Les paragraphes suivant évoquent, avec une précision moindre, les attaques de Philippeville, puis de Guelma, du Khroubs, et d’autres localités simplement énumérées, de façon à souligner l’aspect militaire de l’offensive de l’ALN, mais nulle part il n’est signalée de pertes infligées par les insurgés à la population civile française. Il y a pourtant un renvoi à une annexe située à la fin du tome 3 et intitulée « Bilan des actions de l’ALN du 20 août 1955 dans le Nord-Constantinois », qui indique à plusieurs reprises des nombres d’Européens tués ou blessés (notamment à El Halia : « 30 Européens tués ») sans préciser qu’il s’agissait de civils ; mais c’est un emprunt à une publication algérienne, « Le 20 août, journée nationale du Moudjahid », Alger, Musée national du Moudjahid, août 1978 [51]. Ainsi, la publication communiste donne l’impression de ne pas oser évoquer ce sujet plus que délicat autrement qu’en s’abritant derrière une publication officielle algérienne, ce qui laisse une impression très désagréable d’opportunisme politique.
Je ne peux que répéter ce que j’avais écrit à ce sujet dans mon compte rendu de l’Annuaire de l’Afrique du Nord 1981 : « Cette décision (de participer à la lutte armée, prise en juin 1955) impliquait pour le PCA l’acceptation de deux risques : la perte de son statut légal, et celle de son électorat européen. Sa réaction aux événements du 20 août 1955 précipita l’actualisation des deux. H. J. Douzon explique en détail la décision et la préparation de cette offensive générale de la wilaya II. On regrette qu’il accorde beaucoup moins d’attention aux massacres d’Européens qu’aux représailles qui en furent la conséquence. Le lecteur cherchera en vain son jugement sur la participation d’ouvriers musulmans au massacres de leurs camarades français et de leurs familles à la mine d’El Halia. Ce silence devant « l’abominable provocation » (Albert Camus) lui enlève toute crédibilité quand il accuse Guy Mollet d’avoir capitulé le 6 février 1956 devant une minorité d’ « ultras » non représentative de la masse des Français d’Algérie, et quand il juge « imprévisible » et « irrationnel » leur exode final ». Et un peu plus loin : « Il semble donc que le PCA ait renoncé à défendre sa clientèle européenne, sa conception de la nation algérienne, et l’internationalisme prolétarien, pour sauvegarder son avenir en tant que parti algérien et la participation de ses militants à la révolution algérienne.
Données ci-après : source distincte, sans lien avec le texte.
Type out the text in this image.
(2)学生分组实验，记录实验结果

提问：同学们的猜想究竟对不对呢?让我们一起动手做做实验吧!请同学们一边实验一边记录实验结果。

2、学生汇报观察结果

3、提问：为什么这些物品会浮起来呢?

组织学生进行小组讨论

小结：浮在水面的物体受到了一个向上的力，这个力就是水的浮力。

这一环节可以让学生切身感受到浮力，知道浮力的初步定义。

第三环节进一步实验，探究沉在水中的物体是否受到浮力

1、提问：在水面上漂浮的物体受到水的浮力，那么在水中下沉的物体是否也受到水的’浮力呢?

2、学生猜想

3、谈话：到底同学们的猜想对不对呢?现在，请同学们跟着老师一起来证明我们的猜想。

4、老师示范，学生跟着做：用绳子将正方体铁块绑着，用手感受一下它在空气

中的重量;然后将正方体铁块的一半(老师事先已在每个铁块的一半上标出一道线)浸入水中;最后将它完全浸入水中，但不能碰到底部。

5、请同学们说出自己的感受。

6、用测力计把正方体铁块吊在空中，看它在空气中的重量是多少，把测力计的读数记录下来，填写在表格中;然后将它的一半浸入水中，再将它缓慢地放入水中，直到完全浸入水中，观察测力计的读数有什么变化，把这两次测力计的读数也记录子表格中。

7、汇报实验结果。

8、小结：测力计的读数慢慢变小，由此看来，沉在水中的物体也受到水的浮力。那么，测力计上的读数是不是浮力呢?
On peut, certes, exalter comme le font nos auteurs l’étonnante solidarité de ce petit groupe d’hommes de toutes origines unis par la même foi politique, et particulièrement le courage des communistes européens ou juifs, reniés par leur milieu et très mal traités par les forces de répression. Mais cela ne permet pas de prétendre, comme le fit le PCF contre toute évidence, que la nation algérienne au sens thorézien s’était formée, et qu’elle luttait toute entière pour son indépendance. Le FLN, et même le PCA, réfutèrent à juste titre cette contre-vérité ». [52]
L’année suivante, en 1982, parut la première Histoire de la guerre d’Algérie [53] due à deux historiens de métier, Bernard Droz et Evelyne Lever. Constamment rééditée depuis avec une bibliographie soigneusement mise à jour, c’est incontestablement la première grande synthèse historique française sur le sujet. La première partie, sur la période 1954-1958, est due à Bernard Droz.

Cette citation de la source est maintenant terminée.